Et
dire que je n’avais rien remarqué, que je n’avais pas relevé ce regard
amoureux, ébloui par l’homme que j’étais déjà comparativement à elle. Pour moi
quittant le rempart protecteur de sa chrysalide, Marie-Luise, portée par un
vent de folie amoureuse, ne demandait qu’à devenir un magnifique papillon. Jamais
je n’ai relevé en elle la morgue insolente de ses amies, elle n’avait pas ce côté
provocateur, volage que l’on retrouvait chez la plupart des filles que l’on
fréquentait, qui elles, semblaient faire fi de la pudeur que l’on est en droit
d’attendre chez des jeunes filles de leur âge. Le
temps s’écoulaient auprès d’elle sans que nous ne percevions l’un et l’autre
que l’heure de la séparation approchait.

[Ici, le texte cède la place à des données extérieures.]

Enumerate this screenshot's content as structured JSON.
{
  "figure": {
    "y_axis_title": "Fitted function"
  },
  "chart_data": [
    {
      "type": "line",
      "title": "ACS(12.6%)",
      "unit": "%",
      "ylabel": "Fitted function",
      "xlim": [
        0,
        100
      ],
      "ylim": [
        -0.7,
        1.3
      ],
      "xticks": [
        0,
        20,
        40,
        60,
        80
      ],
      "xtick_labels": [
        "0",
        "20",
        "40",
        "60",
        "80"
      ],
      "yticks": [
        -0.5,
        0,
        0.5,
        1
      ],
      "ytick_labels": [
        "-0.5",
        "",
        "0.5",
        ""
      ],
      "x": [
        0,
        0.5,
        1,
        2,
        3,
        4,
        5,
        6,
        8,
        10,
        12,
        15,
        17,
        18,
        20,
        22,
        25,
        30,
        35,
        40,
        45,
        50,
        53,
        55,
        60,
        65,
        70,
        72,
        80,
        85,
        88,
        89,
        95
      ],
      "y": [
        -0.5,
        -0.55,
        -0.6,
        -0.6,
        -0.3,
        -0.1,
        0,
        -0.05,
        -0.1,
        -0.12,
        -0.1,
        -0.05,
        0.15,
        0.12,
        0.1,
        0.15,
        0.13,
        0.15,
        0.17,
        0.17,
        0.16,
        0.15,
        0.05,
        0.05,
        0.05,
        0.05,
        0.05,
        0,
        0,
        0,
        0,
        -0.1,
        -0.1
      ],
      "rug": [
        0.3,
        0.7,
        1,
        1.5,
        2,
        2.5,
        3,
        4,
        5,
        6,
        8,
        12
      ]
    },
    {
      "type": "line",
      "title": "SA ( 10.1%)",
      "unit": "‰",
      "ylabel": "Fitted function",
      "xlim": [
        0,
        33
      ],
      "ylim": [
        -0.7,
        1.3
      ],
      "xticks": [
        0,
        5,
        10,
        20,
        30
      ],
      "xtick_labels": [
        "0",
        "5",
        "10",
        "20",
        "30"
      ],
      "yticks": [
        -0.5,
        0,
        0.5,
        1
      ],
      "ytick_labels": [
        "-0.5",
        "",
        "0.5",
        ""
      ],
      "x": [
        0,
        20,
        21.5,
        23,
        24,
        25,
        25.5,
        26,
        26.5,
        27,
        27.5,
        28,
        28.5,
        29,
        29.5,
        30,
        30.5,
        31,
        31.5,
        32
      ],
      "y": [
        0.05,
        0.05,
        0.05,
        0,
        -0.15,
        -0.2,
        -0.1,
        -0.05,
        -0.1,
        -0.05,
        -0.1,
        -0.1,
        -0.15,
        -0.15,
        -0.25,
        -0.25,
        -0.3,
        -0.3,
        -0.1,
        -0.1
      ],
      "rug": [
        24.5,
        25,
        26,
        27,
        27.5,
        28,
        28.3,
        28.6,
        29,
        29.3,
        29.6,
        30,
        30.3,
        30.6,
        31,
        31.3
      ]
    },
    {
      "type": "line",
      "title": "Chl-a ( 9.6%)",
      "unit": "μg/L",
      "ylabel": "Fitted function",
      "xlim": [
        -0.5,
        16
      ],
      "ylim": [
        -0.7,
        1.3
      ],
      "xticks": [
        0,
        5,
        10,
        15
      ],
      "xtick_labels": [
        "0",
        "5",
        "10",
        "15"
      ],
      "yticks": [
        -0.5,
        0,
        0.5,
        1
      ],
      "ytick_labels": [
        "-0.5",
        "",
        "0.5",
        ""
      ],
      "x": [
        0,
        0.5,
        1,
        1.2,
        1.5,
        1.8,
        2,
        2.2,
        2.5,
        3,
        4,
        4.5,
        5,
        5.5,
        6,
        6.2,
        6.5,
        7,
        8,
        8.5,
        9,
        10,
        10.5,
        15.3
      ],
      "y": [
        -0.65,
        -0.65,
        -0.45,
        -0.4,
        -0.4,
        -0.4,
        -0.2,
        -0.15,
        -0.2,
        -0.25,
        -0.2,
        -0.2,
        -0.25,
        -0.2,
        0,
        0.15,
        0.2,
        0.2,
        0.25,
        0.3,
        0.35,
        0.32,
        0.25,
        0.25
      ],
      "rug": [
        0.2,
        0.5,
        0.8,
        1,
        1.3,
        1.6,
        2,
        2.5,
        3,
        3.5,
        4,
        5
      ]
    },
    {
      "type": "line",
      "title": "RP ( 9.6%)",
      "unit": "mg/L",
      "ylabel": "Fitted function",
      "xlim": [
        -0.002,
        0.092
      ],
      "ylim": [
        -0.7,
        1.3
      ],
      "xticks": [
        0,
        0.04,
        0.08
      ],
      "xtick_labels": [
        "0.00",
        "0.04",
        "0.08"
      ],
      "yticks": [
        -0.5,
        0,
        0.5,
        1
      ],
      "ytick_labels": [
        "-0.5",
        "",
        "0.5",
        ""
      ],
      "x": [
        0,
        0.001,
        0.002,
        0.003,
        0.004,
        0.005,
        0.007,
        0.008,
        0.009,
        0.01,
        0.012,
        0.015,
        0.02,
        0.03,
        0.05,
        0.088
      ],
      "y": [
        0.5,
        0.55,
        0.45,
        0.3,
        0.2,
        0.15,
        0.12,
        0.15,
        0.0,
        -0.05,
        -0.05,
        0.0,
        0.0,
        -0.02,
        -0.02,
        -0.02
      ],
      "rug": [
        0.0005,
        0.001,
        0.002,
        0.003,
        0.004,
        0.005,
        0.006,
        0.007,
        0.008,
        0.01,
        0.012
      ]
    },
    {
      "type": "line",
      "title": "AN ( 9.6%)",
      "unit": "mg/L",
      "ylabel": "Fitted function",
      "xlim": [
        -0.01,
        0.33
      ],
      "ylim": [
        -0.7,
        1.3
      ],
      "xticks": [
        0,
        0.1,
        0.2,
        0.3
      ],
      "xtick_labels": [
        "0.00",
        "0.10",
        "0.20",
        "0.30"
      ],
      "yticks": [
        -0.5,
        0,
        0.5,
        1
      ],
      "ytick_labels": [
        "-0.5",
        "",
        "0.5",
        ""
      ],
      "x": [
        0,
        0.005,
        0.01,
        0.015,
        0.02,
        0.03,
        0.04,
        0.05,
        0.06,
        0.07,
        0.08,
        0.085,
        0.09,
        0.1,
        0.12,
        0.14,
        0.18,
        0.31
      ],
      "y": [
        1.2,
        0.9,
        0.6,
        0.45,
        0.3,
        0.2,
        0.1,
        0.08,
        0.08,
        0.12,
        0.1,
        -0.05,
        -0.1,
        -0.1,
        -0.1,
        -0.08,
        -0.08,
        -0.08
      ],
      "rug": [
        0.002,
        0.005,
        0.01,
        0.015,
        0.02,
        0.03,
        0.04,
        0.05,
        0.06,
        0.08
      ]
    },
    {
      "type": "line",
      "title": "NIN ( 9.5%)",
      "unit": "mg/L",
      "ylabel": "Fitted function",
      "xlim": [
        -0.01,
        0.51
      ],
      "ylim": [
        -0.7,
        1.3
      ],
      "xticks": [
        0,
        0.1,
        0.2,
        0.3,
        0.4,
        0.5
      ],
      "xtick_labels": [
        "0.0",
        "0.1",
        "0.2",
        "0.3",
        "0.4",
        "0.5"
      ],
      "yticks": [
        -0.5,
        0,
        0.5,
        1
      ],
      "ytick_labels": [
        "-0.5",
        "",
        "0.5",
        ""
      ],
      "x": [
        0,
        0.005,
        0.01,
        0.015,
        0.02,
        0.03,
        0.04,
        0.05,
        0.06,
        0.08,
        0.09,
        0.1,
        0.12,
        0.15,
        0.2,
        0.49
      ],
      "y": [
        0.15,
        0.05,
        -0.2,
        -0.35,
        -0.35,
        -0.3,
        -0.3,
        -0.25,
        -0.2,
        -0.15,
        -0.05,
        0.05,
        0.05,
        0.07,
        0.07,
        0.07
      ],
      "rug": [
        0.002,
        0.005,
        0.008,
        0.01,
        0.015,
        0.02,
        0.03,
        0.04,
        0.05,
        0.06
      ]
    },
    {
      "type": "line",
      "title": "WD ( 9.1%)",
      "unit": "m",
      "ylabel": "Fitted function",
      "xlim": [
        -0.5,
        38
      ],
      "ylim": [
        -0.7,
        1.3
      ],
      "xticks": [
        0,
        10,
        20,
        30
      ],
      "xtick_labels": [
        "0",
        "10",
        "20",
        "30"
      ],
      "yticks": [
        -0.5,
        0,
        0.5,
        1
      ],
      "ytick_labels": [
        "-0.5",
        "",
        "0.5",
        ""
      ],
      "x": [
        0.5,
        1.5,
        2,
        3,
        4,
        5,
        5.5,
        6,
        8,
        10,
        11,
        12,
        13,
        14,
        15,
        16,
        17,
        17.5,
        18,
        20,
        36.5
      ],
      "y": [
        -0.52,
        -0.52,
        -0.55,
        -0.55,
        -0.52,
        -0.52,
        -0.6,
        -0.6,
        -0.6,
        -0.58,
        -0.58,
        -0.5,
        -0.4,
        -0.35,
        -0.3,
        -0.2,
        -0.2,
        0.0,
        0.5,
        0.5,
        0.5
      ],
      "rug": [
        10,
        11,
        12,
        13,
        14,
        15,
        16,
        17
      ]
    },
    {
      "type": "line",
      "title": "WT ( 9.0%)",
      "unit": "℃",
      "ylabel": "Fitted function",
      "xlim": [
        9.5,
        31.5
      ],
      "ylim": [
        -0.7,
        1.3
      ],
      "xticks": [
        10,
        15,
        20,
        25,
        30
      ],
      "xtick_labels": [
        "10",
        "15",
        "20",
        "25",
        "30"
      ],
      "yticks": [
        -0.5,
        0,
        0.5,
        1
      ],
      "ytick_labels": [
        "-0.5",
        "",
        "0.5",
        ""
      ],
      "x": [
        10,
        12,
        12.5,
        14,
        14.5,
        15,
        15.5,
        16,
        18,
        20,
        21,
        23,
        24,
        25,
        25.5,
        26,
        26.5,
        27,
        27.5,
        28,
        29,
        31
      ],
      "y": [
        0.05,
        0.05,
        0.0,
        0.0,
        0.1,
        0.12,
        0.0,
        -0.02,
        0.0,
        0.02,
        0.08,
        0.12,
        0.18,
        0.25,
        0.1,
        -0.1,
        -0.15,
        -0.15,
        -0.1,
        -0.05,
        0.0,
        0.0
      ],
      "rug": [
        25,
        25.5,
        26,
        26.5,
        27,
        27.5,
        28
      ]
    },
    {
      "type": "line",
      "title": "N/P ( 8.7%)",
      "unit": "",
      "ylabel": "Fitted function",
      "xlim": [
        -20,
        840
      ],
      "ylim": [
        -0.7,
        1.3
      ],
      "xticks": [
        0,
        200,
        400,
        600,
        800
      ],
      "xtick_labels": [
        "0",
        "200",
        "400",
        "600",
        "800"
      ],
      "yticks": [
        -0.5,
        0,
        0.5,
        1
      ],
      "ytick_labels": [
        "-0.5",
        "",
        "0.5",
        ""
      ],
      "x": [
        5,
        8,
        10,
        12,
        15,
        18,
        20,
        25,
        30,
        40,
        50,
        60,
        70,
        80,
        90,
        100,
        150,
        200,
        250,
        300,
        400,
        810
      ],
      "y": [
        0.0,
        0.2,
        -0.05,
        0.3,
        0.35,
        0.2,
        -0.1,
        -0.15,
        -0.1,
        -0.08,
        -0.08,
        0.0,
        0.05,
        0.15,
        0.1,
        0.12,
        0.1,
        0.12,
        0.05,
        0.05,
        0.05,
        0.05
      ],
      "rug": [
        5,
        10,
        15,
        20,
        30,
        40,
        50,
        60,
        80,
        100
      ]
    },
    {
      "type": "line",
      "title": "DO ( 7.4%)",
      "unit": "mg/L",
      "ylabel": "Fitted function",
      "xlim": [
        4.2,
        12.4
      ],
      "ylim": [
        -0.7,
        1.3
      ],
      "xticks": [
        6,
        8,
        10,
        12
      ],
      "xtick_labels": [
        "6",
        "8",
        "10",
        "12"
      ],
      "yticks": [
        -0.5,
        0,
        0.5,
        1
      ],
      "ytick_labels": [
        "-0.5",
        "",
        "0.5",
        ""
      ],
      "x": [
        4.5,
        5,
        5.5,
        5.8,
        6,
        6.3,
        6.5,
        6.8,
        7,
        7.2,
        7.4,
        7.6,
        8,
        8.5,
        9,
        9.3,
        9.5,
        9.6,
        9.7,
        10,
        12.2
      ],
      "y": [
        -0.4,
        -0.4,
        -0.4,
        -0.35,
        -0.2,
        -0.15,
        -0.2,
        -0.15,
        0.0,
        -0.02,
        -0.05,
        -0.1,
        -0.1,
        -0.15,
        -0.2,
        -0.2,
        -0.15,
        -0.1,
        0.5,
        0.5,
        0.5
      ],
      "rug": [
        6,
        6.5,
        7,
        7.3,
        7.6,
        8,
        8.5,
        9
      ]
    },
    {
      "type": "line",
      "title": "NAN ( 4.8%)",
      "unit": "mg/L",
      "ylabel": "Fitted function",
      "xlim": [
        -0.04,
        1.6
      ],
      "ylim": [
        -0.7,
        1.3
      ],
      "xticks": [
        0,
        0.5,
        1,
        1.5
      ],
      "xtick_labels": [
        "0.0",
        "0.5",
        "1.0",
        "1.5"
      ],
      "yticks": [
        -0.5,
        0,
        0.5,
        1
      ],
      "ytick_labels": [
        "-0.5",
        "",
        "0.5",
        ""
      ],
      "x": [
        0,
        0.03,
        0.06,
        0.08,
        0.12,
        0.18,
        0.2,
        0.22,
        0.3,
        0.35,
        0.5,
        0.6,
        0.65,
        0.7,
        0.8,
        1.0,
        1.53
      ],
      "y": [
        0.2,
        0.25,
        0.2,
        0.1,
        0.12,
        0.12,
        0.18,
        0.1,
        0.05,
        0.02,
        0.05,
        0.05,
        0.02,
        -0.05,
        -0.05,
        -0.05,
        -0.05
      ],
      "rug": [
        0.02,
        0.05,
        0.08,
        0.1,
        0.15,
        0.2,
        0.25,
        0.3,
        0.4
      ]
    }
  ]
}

Je devais pourtant rentrer à la
caserne, et ce fut avec un tel déchirement qu’il me fallut me persuader que
j’allais la revoir très vite pour que je me résigne à la quitter enfin. Effectivement,
je l’a revis souvent dans les jours qui suivirent malgré mon travail et la
distance qui me séparait d’elle. Les soirées qui me retenaient de garde à la
caserne étaient pour moi un enfer ; les minutes me paraissaient des
heures ; j’attendais avec impatience que l’aube me libère de mes
obligations militaires. Au
cours de ses longues nuits solitaires, je songeais à mes sentiments pour
Marie-Luise ; au fur et à mesure que je sentais l’amour grandir en moi,
j’étais saisi d’angoisse, je craignais sans raison que la mort nous rattrape,
qu’elle vienne nous frapper au plein cœur de notre bonheur naissant. C’était
comme croquer dans une belle pomme, tendre et ferme, juteuse à souhait, si
savoureuse que l’on voudrait ne jamais en arriver au cœur de peur d’avoir à la
jeter. Plus
je voyais Marie-Luise et plus j’apprenais à l’aimer, explorant le théâtre de
ses pensées, l’amenant par ma sensibilité et ma patience à les exprimer. Elle
était sublime, merveilleuse, différente de jour en jour, s’épanouissant comme
la rose éclos et offre ses tendres pétales aux rayons du soleil renaissant au
petit matin. Née
un trente et un août, elle était comme moi du signe de la Vierge, peut-être
au-delà de l’amour qui nous unissait, Marie-Luise et moi étions-nous des âmes
sœurs ? Toujours
nous nous comprenions, toujours nous étions à l’écoute l’un de l’autre dans le
respect de chacun, aucun mot aucun geste déplacé, pas d’emportement, c’était
comme la surface d’un lac de montagne, pur et sans vague. Nous avions les mêmes
goûts, étions guidés par les mêmes passions. C’était l’accord parfait.